Thursday, 25 April 2013

First Full Moon Report

Full moon update!

Here I am about to go to bed and read a little bit more of Brian Cox's Wonders of the Universe.  Thursday is science day, after all.  I started reading Stephen Hawkings in the first week of the challenge, and now that I am done with his dense tome, I need something else.  Thankfully there are many many pictures in Cox's version.  And explanatory diagrams.  Note that Hawkings didn't have any pictures, it's just that his pictures didn't actually make it any easier to understand what he was trying to say.  With Cox, you can almost hear his soft Lancashire Lilt as you read the text, and you can see his pretty face, and then you picture him dancing to Things Can Only Get Better and suddenly you have to reread the page from the beginning again.  Clearly I'm easily distracted when it comes to science books.  Jokes aside, I do like his book.
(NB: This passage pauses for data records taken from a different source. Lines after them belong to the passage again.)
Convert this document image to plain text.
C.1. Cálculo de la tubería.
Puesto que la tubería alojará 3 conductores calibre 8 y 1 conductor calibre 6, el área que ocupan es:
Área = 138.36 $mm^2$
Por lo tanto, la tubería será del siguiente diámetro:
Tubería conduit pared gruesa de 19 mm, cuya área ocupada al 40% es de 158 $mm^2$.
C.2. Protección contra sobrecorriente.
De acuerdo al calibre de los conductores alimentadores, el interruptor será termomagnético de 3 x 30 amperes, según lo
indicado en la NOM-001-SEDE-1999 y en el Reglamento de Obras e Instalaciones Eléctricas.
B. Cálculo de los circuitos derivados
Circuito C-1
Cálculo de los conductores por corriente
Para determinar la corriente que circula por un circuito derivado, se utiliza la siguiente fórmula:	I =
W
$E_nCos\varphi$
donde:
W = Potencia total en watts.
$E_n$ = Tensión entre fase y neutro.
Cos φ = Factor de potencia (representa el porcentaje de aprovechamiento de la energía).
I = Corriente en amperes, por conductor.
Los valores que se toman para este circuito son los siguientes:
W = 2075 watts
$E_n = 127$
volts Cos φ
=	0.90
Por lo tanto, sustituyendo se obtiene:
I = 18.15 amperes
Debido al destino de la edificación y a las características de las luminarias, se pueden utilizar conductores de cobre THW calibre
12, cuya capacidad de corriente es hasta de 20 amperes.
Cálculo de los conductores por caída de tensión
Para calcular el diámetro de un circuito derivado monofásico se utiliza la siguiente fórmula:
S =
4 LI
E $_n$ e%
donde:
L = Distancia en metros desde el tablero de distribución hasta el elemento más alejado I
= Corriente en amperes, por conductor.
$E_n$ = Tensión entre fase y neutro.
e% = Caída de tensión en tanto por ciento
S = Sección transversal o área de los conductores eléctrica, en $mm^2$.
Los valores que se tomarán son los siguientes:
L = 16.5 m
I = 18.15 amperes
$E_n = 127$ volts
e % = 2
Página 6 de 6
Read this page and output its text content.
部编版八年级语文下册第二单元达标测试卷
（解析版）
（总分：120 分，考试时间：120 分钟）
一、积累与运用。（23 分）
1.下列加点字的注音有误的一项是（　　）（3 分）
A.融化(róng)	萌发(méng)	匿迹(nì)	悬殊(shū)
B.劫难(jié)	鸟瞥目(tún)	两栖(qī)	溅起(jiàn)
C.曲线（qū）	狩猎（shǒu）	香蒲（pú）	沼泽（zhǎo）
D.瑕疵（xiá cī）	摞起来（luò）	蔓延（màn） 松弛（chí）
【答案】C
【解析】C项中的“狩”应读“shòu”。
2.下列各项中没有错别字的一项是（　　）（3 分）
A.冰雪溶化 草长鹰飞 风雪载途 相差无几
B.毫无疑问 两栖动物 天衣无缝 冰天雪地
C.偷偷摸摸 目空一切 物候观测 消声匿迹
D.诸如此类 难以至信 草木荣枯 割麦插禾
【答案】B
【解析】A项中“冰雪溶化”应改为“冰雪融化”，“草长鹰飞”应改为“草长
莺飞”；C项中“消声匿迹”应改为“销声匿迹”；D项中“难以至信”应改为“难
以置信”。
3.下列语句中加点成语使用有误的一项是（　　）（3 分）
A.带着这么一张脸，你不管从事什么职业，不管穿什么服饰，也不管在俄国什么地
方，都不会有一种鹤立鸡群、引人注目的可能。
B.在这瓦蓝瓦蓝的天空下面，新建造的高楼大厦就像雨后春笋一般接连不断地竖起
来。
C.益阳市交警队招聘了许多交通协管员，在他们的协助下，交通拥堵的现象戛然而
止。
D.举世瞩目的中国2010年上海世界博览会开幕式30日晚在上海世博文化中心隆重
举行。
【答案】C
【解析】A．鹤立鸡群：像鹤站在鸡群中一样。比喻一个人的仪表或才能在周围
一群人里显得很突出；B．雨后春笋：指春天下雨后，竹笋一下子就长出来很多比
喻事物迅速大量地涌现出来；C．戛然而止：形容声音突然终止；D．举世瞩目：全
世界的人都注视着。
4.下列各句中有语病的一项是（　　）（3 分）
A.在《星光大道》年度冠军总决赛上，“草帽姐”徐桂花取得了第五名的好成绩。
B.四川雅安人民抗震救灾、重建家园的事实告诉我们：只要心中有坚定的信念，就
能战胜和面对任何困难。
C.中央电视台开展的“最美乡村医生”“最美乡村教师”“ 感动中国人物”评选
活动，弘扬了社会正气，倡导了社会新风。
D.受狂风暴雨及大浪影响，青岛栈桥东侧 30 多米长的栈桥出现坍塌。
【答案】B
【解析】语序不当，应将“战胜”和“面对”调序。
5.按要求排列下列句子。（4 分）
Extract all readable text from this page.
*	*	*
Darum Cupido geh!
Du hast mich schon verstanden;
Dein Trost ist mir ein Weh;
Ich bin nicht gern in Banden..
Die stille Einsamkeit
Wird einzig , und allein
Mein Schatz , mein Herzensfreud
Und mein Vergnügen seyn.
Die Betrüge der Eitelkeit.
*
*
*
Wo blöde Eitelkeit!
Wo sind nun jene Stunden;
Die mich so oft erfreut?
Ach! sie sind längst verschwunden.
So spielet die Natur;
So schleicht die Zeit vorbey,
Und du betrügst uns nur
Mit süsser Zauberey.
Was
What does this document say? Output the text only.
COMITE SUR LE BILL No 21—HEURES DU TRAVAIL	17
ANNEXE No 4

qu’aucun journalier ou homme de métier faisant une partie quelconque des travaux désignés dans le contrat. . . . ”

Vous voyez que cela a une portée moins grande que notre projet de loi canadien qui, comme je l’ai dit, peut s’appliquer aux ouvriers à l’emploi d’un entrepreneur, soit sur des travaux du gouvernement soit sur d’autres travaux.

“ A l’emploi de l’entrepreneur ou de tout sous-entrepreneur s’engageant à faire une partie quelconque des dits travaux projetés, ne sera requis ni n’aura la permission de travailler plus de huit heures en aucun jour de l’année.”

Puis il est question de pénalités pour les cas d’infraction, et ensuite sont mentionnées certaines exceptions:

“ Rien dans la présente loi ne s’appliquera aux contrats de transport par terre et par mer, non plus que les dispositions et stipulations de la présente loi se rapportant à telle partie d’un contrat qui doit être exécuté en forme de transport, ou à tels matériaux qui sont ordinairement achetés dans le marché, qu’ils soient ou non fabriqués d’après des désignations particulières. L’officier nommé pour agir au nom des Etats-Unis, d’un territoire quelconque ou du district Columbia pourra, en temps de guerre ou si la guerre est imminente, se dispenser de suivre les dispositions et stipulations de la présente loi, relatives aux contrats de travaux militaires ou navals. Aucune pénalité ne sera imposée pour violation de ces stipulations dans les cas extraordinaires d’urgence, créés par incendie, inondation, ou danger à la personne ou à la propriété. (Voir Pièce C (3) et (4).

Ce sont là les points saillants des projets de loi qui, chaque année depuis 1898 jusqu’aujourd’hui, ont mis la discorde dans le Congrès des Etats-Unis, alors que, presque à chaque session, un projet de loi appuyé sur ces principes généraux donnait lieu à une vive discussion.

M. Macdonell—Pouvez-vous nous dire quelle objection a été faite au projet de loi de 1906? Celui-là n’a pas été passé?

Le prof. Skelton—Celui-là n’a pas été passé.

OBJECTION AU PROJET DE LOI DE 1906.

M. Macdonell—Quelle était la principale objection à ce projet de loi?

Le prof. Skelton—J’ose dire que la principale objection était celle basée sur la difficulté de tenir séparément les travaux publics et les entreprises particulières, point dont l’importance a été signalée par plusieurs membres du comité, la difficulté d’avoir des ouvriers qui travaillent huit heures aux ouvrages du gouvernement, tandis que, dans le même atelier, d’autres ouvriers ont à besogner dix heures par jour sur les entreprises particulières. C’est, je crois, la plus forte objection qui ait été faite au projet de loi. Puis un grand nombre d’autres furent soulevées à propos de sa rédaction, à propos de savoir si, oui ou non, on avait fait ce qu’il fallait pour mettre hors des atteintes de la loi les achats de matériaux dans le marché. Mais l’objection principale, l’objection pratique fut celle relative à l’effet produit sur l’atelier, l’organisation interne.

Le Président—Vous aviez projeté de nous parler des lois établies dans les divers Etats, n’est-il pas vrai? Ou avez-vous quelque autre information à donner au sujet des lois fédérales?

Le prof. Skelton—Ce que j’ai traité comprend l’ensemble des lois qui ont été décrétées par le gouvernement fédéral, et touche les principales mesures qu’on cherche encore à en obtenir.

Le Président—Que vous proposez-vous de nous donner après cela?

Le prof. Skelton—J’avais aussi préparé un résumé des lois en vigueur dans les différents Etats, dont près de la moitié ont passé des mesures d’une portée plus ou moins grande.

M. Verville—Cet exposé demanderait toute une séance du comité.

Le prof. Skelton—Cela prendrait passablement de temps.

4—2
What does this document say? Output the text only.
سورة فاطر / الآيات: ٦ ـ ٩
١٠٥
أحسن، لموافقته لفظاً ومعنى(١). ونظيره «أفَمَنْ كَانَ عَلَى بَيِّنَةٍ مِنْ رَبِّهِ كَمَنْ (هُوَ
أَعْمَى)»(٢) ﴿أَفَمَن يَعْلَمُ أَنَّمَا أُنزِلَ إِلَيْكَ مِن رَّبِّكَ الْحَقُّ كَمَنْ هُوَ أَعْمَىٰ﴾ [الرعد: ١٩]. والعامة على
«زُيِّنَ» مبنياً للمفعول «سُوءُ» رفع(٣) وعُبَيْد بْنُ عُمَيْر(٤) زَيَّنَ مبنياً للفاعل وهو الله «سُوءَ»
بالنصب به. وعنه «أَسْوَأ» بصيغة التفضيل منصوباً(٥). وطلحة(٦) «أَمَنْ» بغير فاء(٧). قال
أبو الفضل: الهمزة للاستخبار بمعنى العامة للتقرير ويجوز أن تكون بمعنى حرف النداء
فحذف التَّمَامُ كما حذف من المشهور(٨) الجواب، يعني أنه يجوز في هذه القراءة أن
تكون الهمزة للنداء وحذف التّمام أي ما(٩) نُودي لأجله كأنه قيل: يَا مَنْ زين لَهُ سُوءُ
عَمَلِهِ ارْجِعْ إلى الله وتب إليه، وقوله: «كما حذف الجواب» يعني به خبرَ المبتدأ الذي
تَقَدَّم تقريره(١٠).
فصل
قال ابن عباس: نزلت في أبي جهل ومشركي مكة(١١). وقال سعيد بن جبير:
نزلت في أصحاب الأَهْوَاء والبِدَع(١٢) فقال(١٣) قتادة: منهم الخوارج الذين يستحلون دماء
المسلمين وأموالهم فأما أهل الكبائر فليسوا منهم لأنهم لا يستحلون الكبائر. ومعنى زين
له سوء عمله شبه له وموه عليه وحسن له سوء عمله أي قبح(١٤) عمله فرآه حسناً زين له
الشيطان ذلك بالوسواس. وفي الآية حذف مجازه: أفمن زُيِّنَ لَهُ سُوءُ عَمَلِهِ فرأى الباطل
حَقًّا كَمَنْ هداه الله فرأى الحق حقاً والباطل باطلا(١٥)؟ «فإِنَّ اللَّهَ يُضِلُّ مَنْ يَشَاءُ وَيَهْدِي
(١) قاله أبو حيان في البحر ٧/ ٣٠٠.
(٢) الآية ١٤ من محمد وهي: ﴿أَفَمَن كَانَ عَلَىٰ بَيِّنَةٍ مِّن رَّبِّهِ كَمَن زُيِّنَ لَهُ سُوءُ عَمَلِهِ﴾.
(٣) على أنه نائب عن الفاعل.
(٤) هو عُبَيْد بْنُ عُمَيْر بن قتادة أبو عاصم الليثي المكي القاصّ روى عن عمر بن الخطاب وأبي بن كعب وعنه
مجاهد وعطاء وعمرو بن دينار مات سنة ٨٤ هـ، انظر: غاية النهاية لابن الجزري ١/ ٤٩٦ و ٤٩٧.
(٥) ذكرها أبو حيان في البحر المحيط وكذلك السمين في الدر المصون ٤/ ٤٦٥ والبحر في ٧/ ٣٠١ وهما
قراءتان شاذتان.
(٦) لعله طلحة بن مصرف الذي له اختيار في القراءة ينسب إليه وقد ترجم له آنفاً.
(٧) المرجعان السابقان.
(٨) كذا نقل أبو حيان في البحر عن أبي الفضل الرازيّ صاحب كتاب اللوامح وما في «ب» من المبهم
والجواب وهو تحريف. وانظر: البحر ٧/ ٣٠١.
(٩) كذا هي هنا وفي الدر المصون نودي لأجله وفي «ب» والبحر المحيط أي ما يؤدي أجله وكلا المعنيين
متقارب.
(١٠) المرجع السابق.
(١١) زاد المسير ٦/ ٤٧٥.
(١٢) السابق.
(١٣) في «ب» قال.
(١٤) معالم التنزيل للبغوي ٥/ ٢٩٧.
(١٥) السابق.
I really wanted to have finished 10 books by the time I got to the full moon.  There was no chance I was going to finish Dickens' Copperfield or Steve Jobs biography over the weekend but I needed something new to read on Monday and I picked up Beryl Bainbridge's The Bottle Factory Outing which she wrote in 1974.  It was Shortlisted for the Booker Prize and won the Guardian Fiction Prize.

At less than 200 pages long I felt this would be a doddle to finish in a day... but I was wrong.  Not a doddle.  Actually I thought it might be down to Mondayitis that I just could not concentrate on the prose, but David has just called me from Cornwall (he's been at a conference) and he's just started it, 50 pages in, and he too is finding it difficult to get into the rhythm of it.  Certainly by 100 pages (where I got to by Monday night) you are well acquainted with the characters enough to begin to enjoy the read, but there is a point at the beginning where it is all a bit muddled, as if Beryl wants us all to pay very close attention to what she is saying, else we might as well just pack up and leave if we aren't going to concentrate.

For DAvid it may be that he has just finished The Snow Child.  We gushed a bit about that one on the phone for a while there. I did so much enjoy Eowyn Ivey's novel.  And to think this is her first novel.  Wonderful stuff.  But I digress.....

So I didn't get to finish Bainbridge's book on Monday, and Tuesday was Cloud Atlas day.  I very much am enjoying reading this, but I got to within 100 pages of the end of it and I just could not read any further.... I was so tired!  I was practically falling asleep trying to read on. I stopped.  So Tuesday, no luck, still the book remains unfinished and still I had only finished nine books!

Then yesterday I cracked a book in a day.  I picked up James Carnac's The Autobiography of Jack The Ripper.  Clearly this is a work of fiction, but it is packaged as if it is a real manuscript.  Whatever, given that it supposedly dates back to the early twenties it is probably one of the very first novels to be written about an actual serial killer who has no motive to kill his victims other than he enjoys it.  Oddly enough, found amongst the personal papers of the creator of Larry the Lamb.  Perhaps he had a dark side?  Who knows.  It was published last year, although it came to light a few years previously.  I found it quite enjoyable, but then I do like a bit of a murder mystery thriller.  Funny, really, as to why Jack the Ripper became so famous.  I guess it has something to do with him being one of the first serial killers, although if you read Colin Wilson's excellent treatise on the subject you'll find that there were others, previously, although they were quite rare.



So I managed my 10 books by the Full Moon.  AND I am well into 7 more.  At this rate, I will have no problem completing the challenge.  Mind you, I've still got that Dickens to get through.... and another 89 books as well!!